Yamina chair Naftali Bennett, who once opposed any collaboration with the Arab parties, was suddenly willing to accept their support if it meant that he would become prime minister, even with only six seats in the Knesset. Many of Bennett’s voters were furious. He had promised before the election that he would not help form a new government that included leftist parties. Now, the government he has proposed relies not only on the left but on an Arab party. Bennett’s voters felt cheated.
Yesterday, Bennett arrived in Ashkelon to view the site where a Hamas rocket landed. He seemed shocked by the jeers that greeted him. He refused to answer whether he still planned to form a government with Ra’am despite the recent events. In the background, public criticism rose of the Arab Knesset members who had not condemned the riots or taken any other steps to douse the flames as Israeli cities burned.

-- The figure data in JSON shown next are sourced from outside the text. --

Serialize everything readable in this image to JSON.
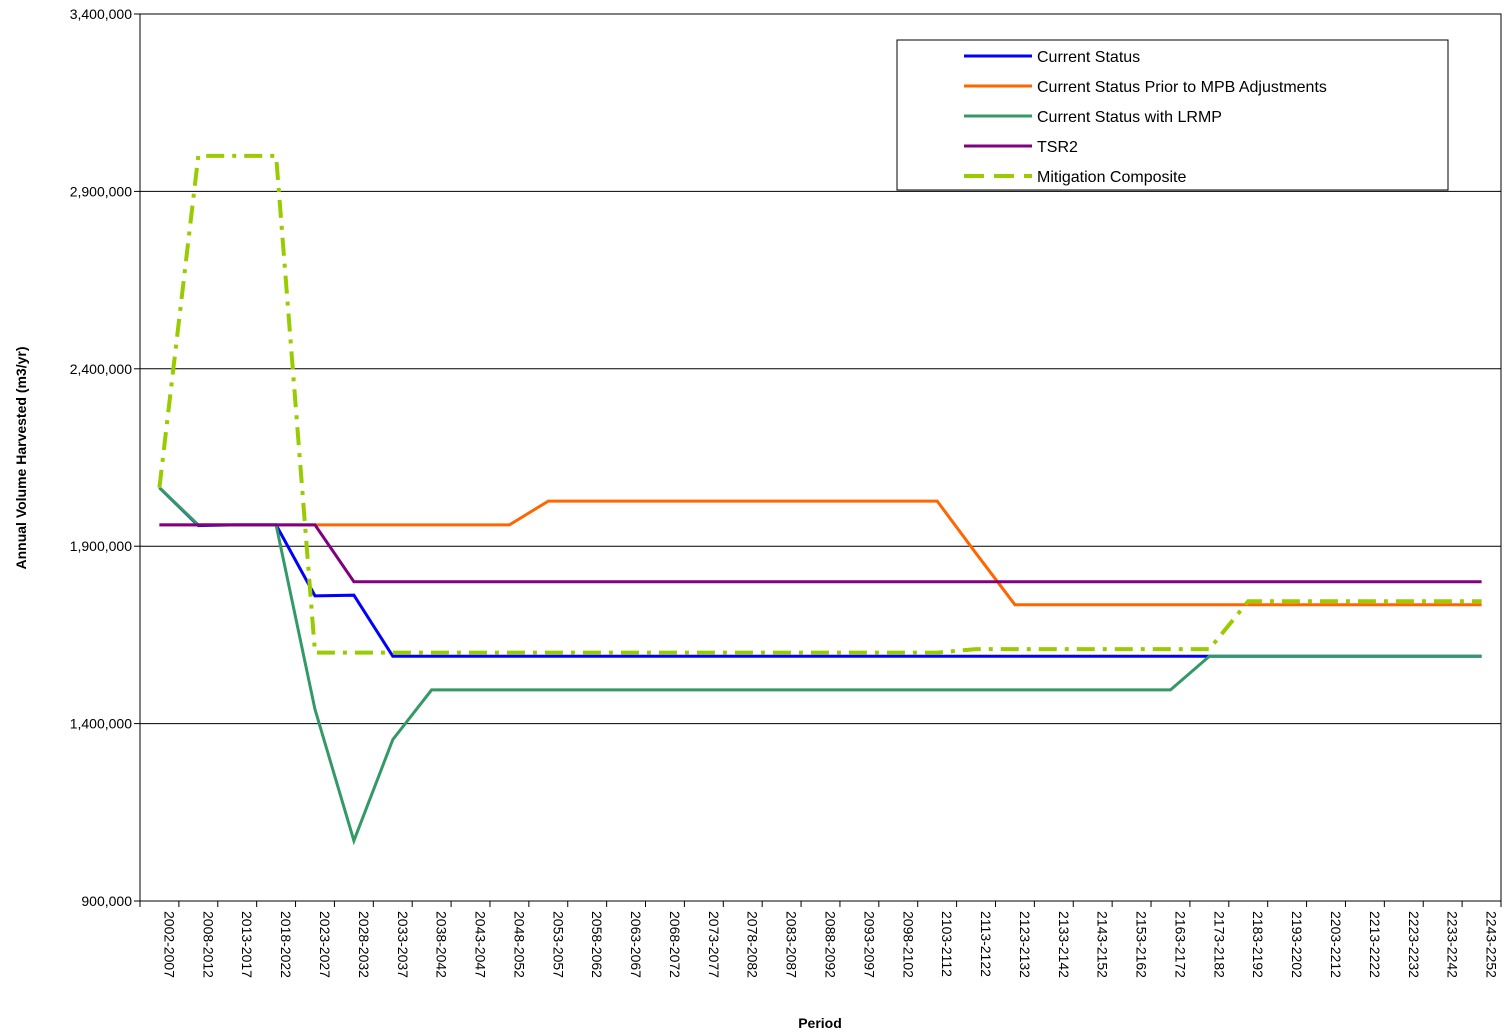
{
  "chart_data": {
    "type": "line",
    "title": "",
    "xlabel": "Period",
    "ylabel": "Annual Volume Harvested (m3/yr)",
    "ylim": [
      900000,
      3400000
    ],
    "yticks": [
      900000,
      1400000,
      1900000,
      2400000,
      2900000,
      3400000
    ],
    "ytick_labels": [
      "900,000",
      "1,400,000",
      "1,900,000",
      "2,400,000",
      "2,900,000",
      "3,400,000"
    ],
    "grid": "horizontal",
    "legend_position": "top-right",
    "categories": [
      "2002-2007",
      "2008-2012",
      "2013-2017",
      "2018-2022",
      "2023-2027",
      "2028-2032",
      "2033-2037",
      "2038-2042",
      "2043-2047",
      "2048-2052",
      "2053-2057",
      "2058-2062",
      "2063-2067",
      "2068-2072",
      "2073-2077",
      "2078-2082",
      "2083-2087",
      "2088-2092",
      "2093-2097",
      "2098-2102",
      "2103-2112",
      "2113-2122",
      "2123-2132",
      "2133-2142",
      "2143-2152",
      "2153-2162",
      "2163-2172",
      "2173-2182",
      "2183-2192",
      "2193-2202",
      "2203-2212",
      "2213-2222",
      "2223-2232",
      "2233-2242",
      "2243-2252"
    ],
    "series": [
      {
        "name": "Current Status",
        "color": "#0000ff",
        "dash": "solid",
        "values": [
          2065000,
          1958000,
          1960000,
          1960000,
          1760000,
          1762000,
          1590000,
          1590000,
          1590000,
          1590000,
          1590000,
          1590000,
          1590000,
          1590000,
          1590000,
          1590000,
          1590000,
          1590000,
          1590000,
          1590000,
          1590000,
          1590000,
          1590000,
          1590000,
          1590000,
          1590000,
          1590000,
          1590000,
          1590000,
          1590000,
          1590000,
          1590000,
          1590000,
          1590000,
          1590000
        ]
      },
      {
        "name": "Current Status Prior to MPB Adjustments",
        "color": "#ff6600",
        "dash": "solid",
        "values": [
          1960000,
          1960000,
          1960000,
          1960000,
          1960000,
          1960000,
          1960000,
          1960000,
          1960000,
          1960000,
          2027000,
          2027000,
          2027000,
          2027000,
          2027000,
          2027000,
          2027000,
          2027000,
          2027000,
          2027000,
          2027000,
          1880000,
          1735000,
          1735000,
          1735000,
          1735000,
          1735000,
          1735000,
          1735000,
          1735000,
          1735000,
          1735000,
          1735000,
          1735000,
          1735000
        ]
      },
      {
        "name": "Current Status with LRMP",
        "color": "#339966",
        "dash": "solid",
        "values": [
          2065000,
          1960000,
          1960000,
          1960000,
          1440000,
          1070000,
          1355000,
          1495000,
          1495000,
          1495000,
          1495000,
          1495000,
          1495000,
          1495000,
          1495000,
          1495000,
          1495000,
          1495000,
          1495000,
          1495000,
          1495000,
          1495000,
          1495000,
          1495000,
          1495000,
          1495000,
          1495000,
          1590000,
          1590000,
          1590000,
          1590000,
          1590000,
          1590000,
          1590000,
          1590000
        ]
      },
      {
        "name": "TSR2",
        "color": "#800080",
        "dash": "solid",
        "values": [
          1960000,
          1960000,
          1960000,
          1960000,
          1960000,
          1800000,
          1800000,
          1800000,
          1800000,
          1800000,
          1800000,
          1800000,
          1800000,
          1800000,
          1800000,
          1800000,
          1800000,
          1800000,
          1800000,
          1800000,
          1800000,
          1800000,
          1800000,
          1800000,
          1800000,
          1800000,
          1800000,
          1800000,
          1800000,
          1800000,
          1800000,
          1800000,
          1800000,
          1800000,
          1800000
        ]
      },
      {
        "name": "Mitigation Composite",
        "color": "#99cc00",
        "dash": "dashdot",
        "values": [
          2065000,
          3000000,
          3000000,
          3000000,
          1600000,
          1600000,
          1600000,
          1600000,
          1600000,
          1600000,
          1600000,
          1600000,
          1600000,
          1600000,
          1600000,
          1600000,
          1600000,
          1600000,
          1600000,
          1600000,
          1600000,
          1610000,
          1610000,
          1610000,
          1610000,
          1610000,
          1610000,
          1610000,
          1745000,
          1745000,
          1745000,
          1745000,
          1745000,
          1745000,
          1745000
        ]
      }
    ]
  }
}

In the morning, however, the parties seemed no less determined to form a new government, perhaps even more committed. The first to respond to questions about the talks was Ra’am head Mansour Abbas. “We have no choice but to return to the table once the flames have subsided so that we can negotiate the formation of a new government. We have a real chance to play an important role in Israeli politics for the benefit of our sector,” he said in a radio interview.
According to sources in the change bloc, Abbas made his remarks at Bennett's behest to give him the space he needed to form a new government with Yesh Atid chair Yair Lapid. Once Abbas called for calm, Bennett wrote on Facebook, “After a very difficult night of massive rocket fire from Gaza and Arab riots against defenseless Jews in the country’s mixed cities, I call on the government not to end the current round of fighting in Gaza before Hamas pays a steep price for what happened,” wrote Bennett. He then went on to attack the Likud, blaming Netanyahu for the current situation: “The Likud has gone from being a governing party into being a party that has failed to manage the country, and is leading with gross negligence from fiasco to disaster.”
Lapid, who holds the mandate to form a new government, tweeted soon after, “I spoke this afternoon with President Reuven Rivlin on the security and political situations. I told the president that despite the security situation, efforts will continue for the formation of a government. … We all need to take a deep breath and help calm the children terrified by the sounds of explosions right above their homes, but at the same time, we must carry on with our efforts to form a unity government."
It looks like the parties are still coordinating with Abbas, but they must realize that whatever happens over the next few days will determine the fate of these efforts. The longer Hamas continues firing rockets on Israeli cities and the military campaign now known as Operation Guardian of the Walls continues, the greater reservations Arab-Israelis and Jews alike will have about such a government. The situation in Israel’s mixed cities over the coming days will also have a major impact, and the riots seem likely to resume tonight.
Both the change movement and Netanyahu’s efforts to coax Ra’am into helping him were made possible by a relatively calm period during the coronavirus pandemic. But in the upheaval, both have ground to a halt.
Lod Mayor Yair Revivo, of the Likud, gave painful voice to this rude awakening in a series of interviews with the media. He said that he encouraged Netanyahu to form a government supported by Ra’am and noted that in his own city council, there is healthy cooperation with the Islamic Movement. But Revivo expressed shock that synagogues in his town were torched and changed his tone, saying this "intifada of Arab-Israelis" is due to a “failure of governance" and "Civil war has erupted in Lod." He said, "I told Netanyahu to bring Ra’am into his government, but right now the Islamic Movement is behind the incitement in the city.”